The latter task is difficult, because no existing federation can serve as an ideal model for an ESE federation. Federations have different objectives and structures, and consequently, different advantages and disadvantages as models for an ESE federation. To determine which lessons could be learned from existing federations, the Steering Committee for a Workshop on an Earth Science Enterprise Federation examined six federation models at a two-and-one-half-day workshop. The models were chosen to illustrate the diversity of federated structures--libraries (Association of Research Libraries and Harvard University Library), international organizations (NATO's Partnership for Peace), industry (Chevron), political (U.S. Constitution), and academic (University Corporation for Atmospheric Research). Other models, such as the Joint Oceanographic Institutions, World Data Center System, University of California System, and the Web Consortium at MIT, may also be appropriate. The models differ in their objectives, governance, potential costs and benefits, and measures of success. Based on comparison of these differences in the six federation models, and the needs of the four main ESE constituencies (data producers, global change scientists, knowledge brokers, and for-profit businesses), the Steering Committee selected the
following lessons to be considered in an ESE federation:
Lesson 1. To be successful, a federation must be a community-driven, grass-roots effort, with empowerment at the individual member level. The ESE community is broader than ESIPs Type 2 and 3; it includes many other types of data and information users and providers. Therefore, the prototype ESE federation should be planned with this broader community in mind. A step toward ensuring that the interests of all the ESE constituents are represented is to include the Type 1 ESIPs in the prototype federation.

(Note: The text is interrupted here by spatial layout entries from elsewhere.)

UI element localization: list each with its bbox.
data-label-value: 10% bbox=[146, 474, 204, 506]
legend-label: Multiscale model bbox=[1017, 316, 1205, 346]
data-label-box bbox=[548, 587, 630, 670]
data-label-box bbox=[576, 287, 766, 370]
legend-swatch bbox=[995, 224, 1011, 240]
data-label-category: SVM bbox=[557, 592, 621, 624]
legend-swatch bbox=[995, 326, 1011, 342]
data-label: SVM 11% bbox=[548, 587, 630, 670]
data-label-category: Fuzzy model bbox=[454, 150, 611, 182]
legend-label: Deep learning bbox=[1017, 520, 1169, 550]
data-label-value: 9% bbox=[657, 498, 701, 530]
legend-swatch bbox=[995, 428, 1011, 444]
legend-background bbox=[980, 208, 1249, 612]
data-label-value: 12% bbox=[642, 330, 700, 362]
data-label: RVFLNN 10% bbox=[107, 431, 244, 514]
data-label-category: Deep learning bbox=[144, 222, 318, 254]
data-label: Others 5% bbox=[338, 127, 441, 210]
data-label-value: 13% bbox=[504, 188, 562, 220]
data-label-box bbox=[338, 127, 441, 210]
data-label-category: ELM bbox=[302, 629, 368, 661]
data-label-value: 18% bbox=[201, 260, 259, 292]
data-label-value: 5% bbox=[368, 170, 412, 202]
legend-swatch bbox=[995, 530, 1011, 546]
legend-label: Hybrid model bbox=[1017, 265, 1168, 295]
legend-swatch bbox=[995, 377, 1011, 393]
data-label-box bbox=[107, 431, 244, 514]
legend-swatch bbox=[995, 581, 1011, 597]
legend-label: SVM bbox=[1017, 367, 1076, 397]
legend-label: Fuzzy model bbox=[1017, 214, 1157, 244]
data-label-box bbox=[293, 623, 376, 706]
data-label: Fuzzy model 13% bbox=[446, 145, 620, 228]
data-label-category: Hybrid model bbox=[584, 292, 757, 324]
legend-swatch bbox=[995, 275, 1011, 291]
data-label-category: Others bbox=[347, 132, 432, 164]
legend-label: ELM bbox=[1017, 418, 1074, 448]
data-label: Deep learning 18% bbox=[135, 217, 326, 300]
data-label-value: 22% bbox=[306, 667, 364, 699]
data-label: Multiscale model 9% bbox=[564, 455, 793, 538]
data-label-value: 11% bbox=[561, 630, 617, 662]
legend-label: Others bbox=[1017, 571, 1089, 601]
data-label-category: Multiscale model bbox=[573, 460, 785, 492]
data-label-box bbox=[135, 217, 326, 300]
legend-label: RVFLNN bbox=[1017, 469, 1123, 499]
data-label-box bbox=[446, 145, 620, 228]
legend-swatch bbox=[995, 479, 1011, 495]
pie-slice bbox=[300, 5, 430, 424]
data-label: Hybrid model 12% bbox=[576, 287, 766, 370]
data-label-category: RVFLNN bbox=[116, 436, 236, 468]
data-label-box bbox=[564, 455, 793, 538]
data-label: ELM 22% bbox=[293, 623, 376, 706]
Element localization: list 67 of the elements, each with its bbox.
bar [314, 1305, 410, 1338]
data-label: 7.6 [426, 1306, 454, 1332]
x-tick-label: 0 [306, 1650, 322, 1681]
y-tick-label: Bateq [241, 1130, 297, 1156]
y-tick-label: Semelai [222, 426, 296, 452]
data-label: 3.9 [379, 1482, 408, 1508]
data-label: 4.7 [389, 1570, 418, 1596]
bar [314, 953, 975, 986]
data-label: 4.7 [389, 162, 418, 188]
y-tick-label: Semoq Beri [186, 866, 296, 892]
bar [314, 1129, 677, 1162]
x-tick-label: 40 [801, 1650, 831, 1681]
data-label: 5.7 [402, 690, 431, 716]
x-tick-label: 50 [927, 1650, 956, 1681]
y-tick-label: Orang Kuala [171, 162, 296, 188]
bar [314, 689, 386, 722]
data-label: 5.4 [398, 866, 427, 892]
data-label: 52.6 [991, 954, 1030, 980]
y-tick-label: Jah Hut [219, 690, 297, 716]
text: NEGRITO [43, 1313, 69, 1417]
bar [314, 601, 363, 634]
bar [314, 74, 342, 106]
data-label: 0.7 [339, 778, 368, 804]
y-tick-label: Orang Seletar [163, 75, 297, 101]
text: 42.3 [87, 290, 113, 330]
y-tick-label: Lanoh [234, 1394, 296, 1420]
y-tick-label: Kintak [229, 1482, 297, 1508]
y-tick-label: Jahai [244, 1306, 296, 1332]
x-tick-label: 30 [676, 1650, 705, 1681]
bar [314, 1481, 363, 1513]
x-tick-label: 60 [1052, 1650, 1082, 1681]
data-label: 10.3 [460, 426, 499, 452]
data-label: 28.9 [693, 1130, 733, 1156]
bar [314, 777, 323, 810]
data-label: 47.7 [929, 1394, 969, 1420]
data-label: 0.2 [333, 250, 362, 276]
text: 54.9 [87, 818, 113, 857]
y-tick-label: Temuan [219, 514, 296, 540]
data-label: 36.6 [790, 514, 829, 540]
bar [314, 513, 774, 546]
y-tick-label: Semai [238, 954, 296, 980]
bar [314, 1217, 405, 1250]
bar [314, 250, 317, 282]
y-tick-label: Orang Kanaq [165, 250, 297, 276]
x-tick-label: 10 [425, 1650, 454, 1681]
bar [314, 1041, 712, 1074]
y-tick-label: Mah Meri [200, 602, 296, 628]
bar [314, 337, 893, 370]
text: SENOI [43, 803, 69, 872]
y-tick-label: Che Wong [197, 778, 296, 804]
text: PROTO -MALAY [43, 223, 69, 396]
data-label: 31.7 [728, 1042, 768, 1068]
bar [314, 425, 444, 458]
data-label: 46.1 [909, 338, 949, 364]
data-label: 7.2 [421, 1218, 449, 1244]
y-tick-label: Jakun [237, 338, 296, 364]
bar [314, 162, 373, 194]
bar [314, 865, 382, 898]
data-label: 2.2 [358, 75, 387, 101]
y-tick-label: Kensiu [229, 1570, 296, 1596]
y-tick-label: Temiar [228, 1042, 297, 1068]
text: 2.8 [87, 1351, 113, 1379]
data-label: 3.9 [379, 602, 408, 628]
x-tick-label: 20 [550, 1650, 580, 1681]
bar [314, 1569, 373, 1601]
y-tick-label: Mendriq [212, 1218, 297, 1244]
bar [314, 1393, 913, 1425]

Lesson 2. A bottom-up approach should be carried into the governance of federations to ensure that the priorities of the broader community are honored. However, some centralized management is necessary for making major decisions on behalf of the partners, for representing the federation's interests, and for conducting day-to-day operations. The instrument of centralized management, however, should be used sparingly (i.e., the ''light touch" management approach is preferred). It is essential for the ESE federation and NASA to agree on the reserve powers of the partners (that is, those prerogatives that cannot be moved to central control or to NASA).
Lesson 3. A cornerstone of federations is flexibility. In order for an ESE federation to respond to changing needs, the initial rules and procedures should not be overspecified.
Lesson 4. In an ideal federation, partners come together to achieve ends they could not achieve alone. However, since the ESIPs were chosen through a competition based on product deliverables, these common values, or the federation glue, will have to be developed by the partners. This is an essential step in forming a successful federation.
Lesson 5. It is important for any organization to decide how it will be evaluated before it is created. Quantitative metrics include measures of success and a baseline from which to measure performance on a regular basis. However, the intangible and qualitative learning that is likely to occur as the experiment proceeds is just as critical to the evaluation of the experiment. Some of the most important institutional elements are unlikely to fall within easily quantifiable categories. In the case of an ESE federation, it is incumbent on the ESIPs to determine (and NASA to agree to) the elements of this evaluation.
Lesson 6. Tensions can arise when partners in a federation have different privileges. While the ESE federation is small, equal status among prototype federation partners would help ensure that all constituents have an equal voice.
Lesson 7. There are major differences among the ESE constituents, which will lead to tensions and differing expectations. For example, there are major philosophical differences (e.g., commercialization policy) among the ESIPs. These differences must be accommodated in the mission of the ESE federation.
Ideally, a federation will increase the voice of ESE constituents, and thus their stake in the success of the program. Many of these constituents will use ESE data and information in new or non-traditional ways. A federated approach provides the flexibility and empowerment to allow them to respond rapidly to new opportunities. The payoff for greater use of the data is a greater return on the public investment in the Earth Science Enterprise.